Acceptance is Upon Us
As noted, this year’s Davos marked what I believe is a watershed moment in the ultimate acceptance of cryptocurrency and public blockchains. There is much less collective denial, and much more willingness to accept and engage on the real technology and policy issues that are being raised by our industry.
Specifically, I believe we are seeing acceptance of:
- Public Chains. The debate between ‘Private Blockchains’ and ‘DLTs’ vs. ‘Public Blockchains’ is somewhat coming to an end. The answer is that we’ll have both, and that increasingly leaders understand that public chains are like the internet, and are critical and valuable to society and the economy at large. Curiosity about 3rd generation public blockchains is at an all time high. From a markets perspective, I think this bodes very well for digital commodities that power and secure leading 3rd generation public chains.

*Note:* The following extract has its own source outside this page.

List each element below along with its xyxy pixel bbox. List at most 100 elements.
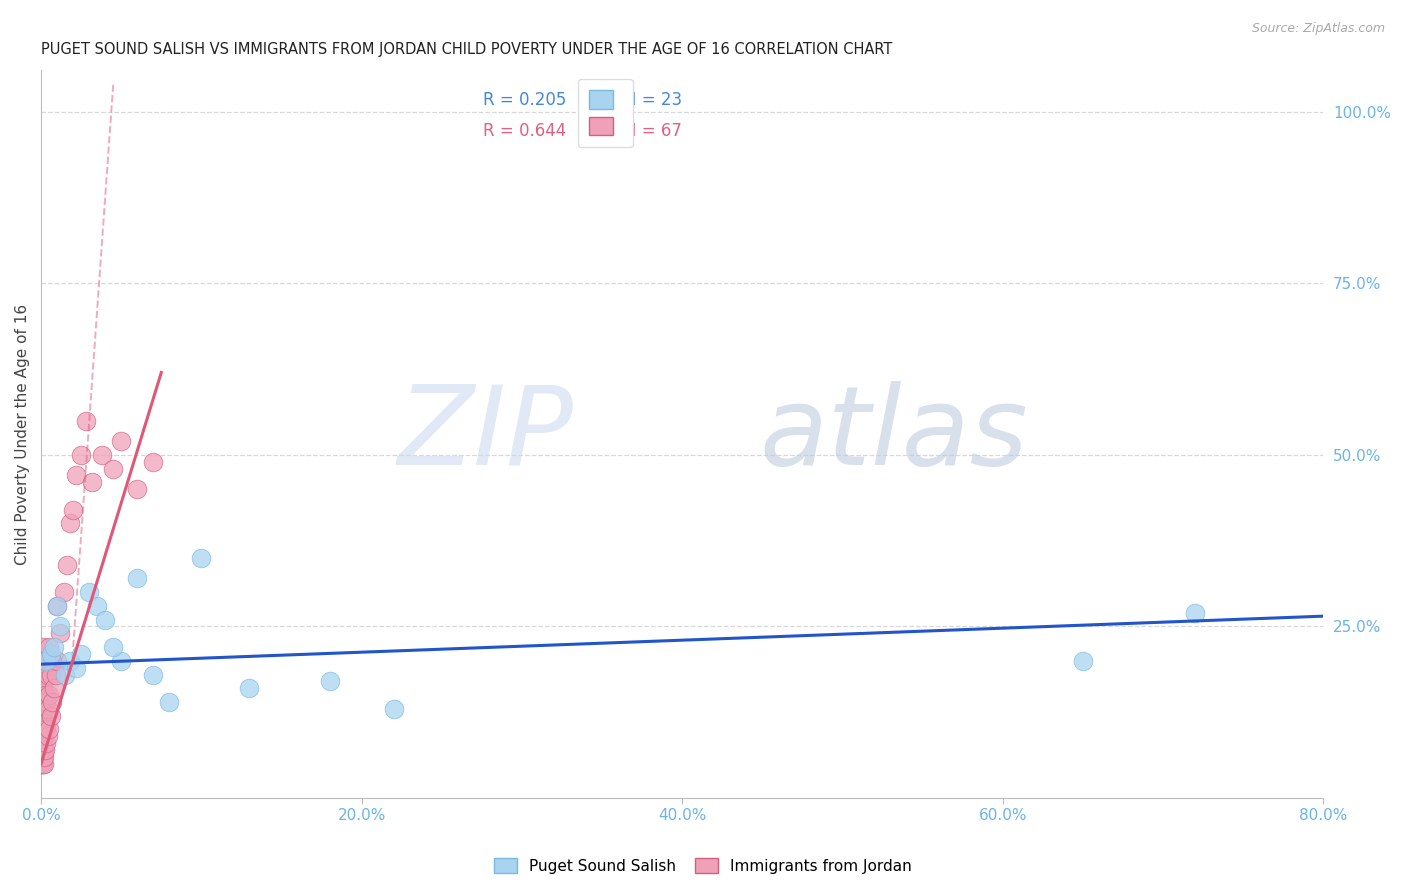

- Global Stablecoins. Given the rise of stablecoins such as USDC and Tether, the announcement of Libra, and proposal for CBDC that can run over open software networks, there appears to be general acceptance that stablecoins are here to stay and will grow in usage and importance. The real questions are around policy and regulatory implications, which will play out over the next 1–2 years.
- Bitcoin. While there was little talk about Bitcoin, what talk there was conveyed a strong sense of acceptance. Policy makers and economic leaders now acknowledge Bitcoin as a legitimate new digital commodity, are already or plan to regulate it as such, but the past hostility has abated. Even major economic ministers of extremely large economies commented that they had no problem if you want to buy, sell, trade or hold Bitcoin, as long as you do it through regulated intermediaries who are meeting their AML/CFT obligations. For Bitcoin Bulls, I think this increasing acceptance is a very positive bull signal.
Optimism and the Road Ahead
At Davos, new levels of engagement and conversation were meaningfully kicked off. Indeed, to his credit, World Economic Forum Founder and Executive Chairman, Professor Klaus Schwab, convened a consortium of public sector and private sector actors spanning leading central banks, supra-national economic policy bodies, industry leaders and major stablecoin projects to work on standards for governance for global digital currency. As the preeminent multi-stakeholder platform in the world, it is significant and symbolic that the Forum is convening world leaders to embrace, understand and chart a course for the global adoption of digital currency.
This consortium will continue its work over the coming years, helping to forge a path for public sector and private sector collaboration, and helping to unleash the incredible potential for global digital currency and blockchains to transform our the global economic system. Supporting this engagement, I published a paper on these themes concurrently with Davos — Stablecoins, Global Digital Currency and the Future of the International Monetary System.
Having begun this journey 7 years ago, I imagined that digital currency would reach these heights of the economic system, but to see it emerge gives me great optimism for what we can accomplish in the coming decade.